Analysis of these new ant genomes suggests that chemical modification of certain sections of DNA could be responsible for the differential development of queens and workers. As an ant larva develops, DNA methylation, which involves methyl chemical groups attaching onto the DNA, may switch off the genes that control reproductive capacity and wing growth.
"Our analysis suggests that ants may utilize the same genetic system as honeybees to create their social structures, although we have yet to understand whether the process works in exactly the same way across species," Smith said.
Smith co-led the Argentine ant research with Neil Tsutsui of University of California, Berkeley; was a lead author on the red harvester ant genome along with Chris R. Smith of Earlham College and Jürgen Gadau of Arizona State University; and was a co-author on the leaf-cutter ant genome.
The mapping of the Argentine ant genome may enable the development of novel pest control solutions. A better understanding of how larvae develop into queens or workers could support the development of new control methods that use more benign chemicals to limit the number of queens born in a colony, effectively sterilizing the population.

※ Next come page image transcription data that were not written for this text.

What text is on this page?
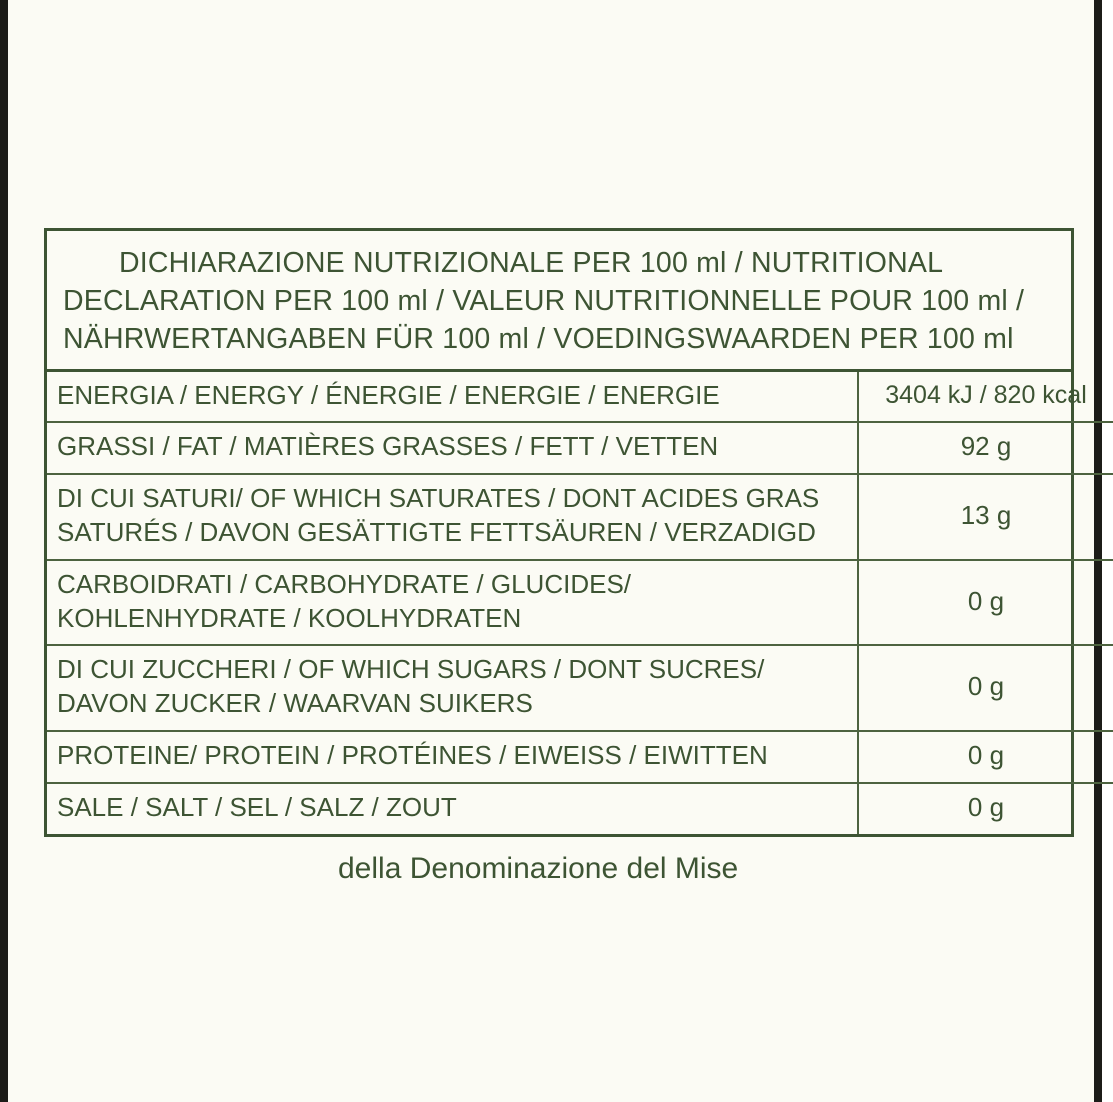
DICHIARAZIONE NUTRIZIONALE PER 100 ml / NUTRITIONAL
DECLARATION PER 100 ml / VALEUR NUTRITIONNELLE POUR 100 ml /
NÄHRWERTANGABEN FÜR 100 ml / VOEDINGSWAARDEN PER 100 ml
ENERGIA / ENERGY / ÉNERGIE / ENERGIE / ENERGIE	3404 kJ / 820 kcal

GRASSI / FAT / MATIÈRES GRASSES / FETT / VETTEN	92 g

DI CUI SATURI/ OF WHICH SATURATES / DONT ACIDES GRAS
SATURÉS / DAVON GESÄTTIGTE FETTSÄUREN / VERZADIGD	13 g

CARBOIDRATI / CARBOHYDRATE / GLUCIDES/
KOHLENHYDRATE / KOOLHYDRATEN	0 g

DI CUI ZUCCHERI / OF WHICH SUGARS / DONT SUCRES/
DAVON ZUCKER / WAARVAN SUIKERS	0 g

PROTEINE/ PROTEIN / PROTÉINES / EIWEISS / EIWITTEN	0 g

SALE / SALT / SEL / SALZ / ZOUT	0 g
della Denominazione del Mise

Tiny, brown Argentine ants have spread to nearly every Mediterranean-type climate in the world in the last century, where they are threatening and eradicating native species and disrupting agriculture by protecting aphids that attack crops. In their native South America, aggression between Argentine ants from different nests keeps their population in check, but beyond their native range, they do not attack ants from other nests, which has allowed them to form massive "supercolonies".
"The Argentine ant genome provides a reference map that may help us understand the geography and timing of their global invasion, and perhaps how they've evolved to increase insecticide resistance," Smith said.
Red harvester ants
Analysis of the red harvester ant genome suggests these ants have evolved "detox" genes over the course of history, developing a greater number of genes that produce the enzymes needed to digest toxic substances. The researchers explain that this evolution may have taken place 10-30 million years ago in response to the elevation of the Sierra Nevada and Andes mountain ranges, which created deserts on their eastern sides and changed the habitat of ants in the harvester ant genus. New genes related to detoxification may have been an adaptation to new habitats with a changed diet consisting of different seeds and plants.
Red harvester ants are native to the Southwest United States. Their three-tier social structure consists of queen ants, "soldier" ants that work outside the nest and minor workers that stay inside the nest.
Red harvester ants were found to have the largest number of odor detection genes of any known insect, with at least 344 genes related to smell compared to 166 for the honeybee and 225 in the parasitic wasp. Using their antennae to swab surfaces and creatures, ants use their sense of smell for social communication and to detect if nearby insects are friend or foe.
Argentine ant genome:
"The draft genome of the globally widespread and invasive Argentine ant (Linepithema humile)" was authored by Christopher D. Smith of San Francisco State University and Neil D. Tsutsui of University of California, Berkeley, and an international team of scientists. See the paper for a full author list.
Red harvester ant genome:
"A draft genome of the red harvester ant Pogonomyrermex barbatus" was authored by Christopher D. Smith of San Francisco State University, Chris R. Smith of Earlham College and Jürgen Gadau of Arizona State University, and an international team of scientists. See the paper for a full author list.
The Argentine ant genome and the red harvester ant genome were published in Jan. 31, 2011, Online Early Edition of the Proceedings of the National Academy of Sciences.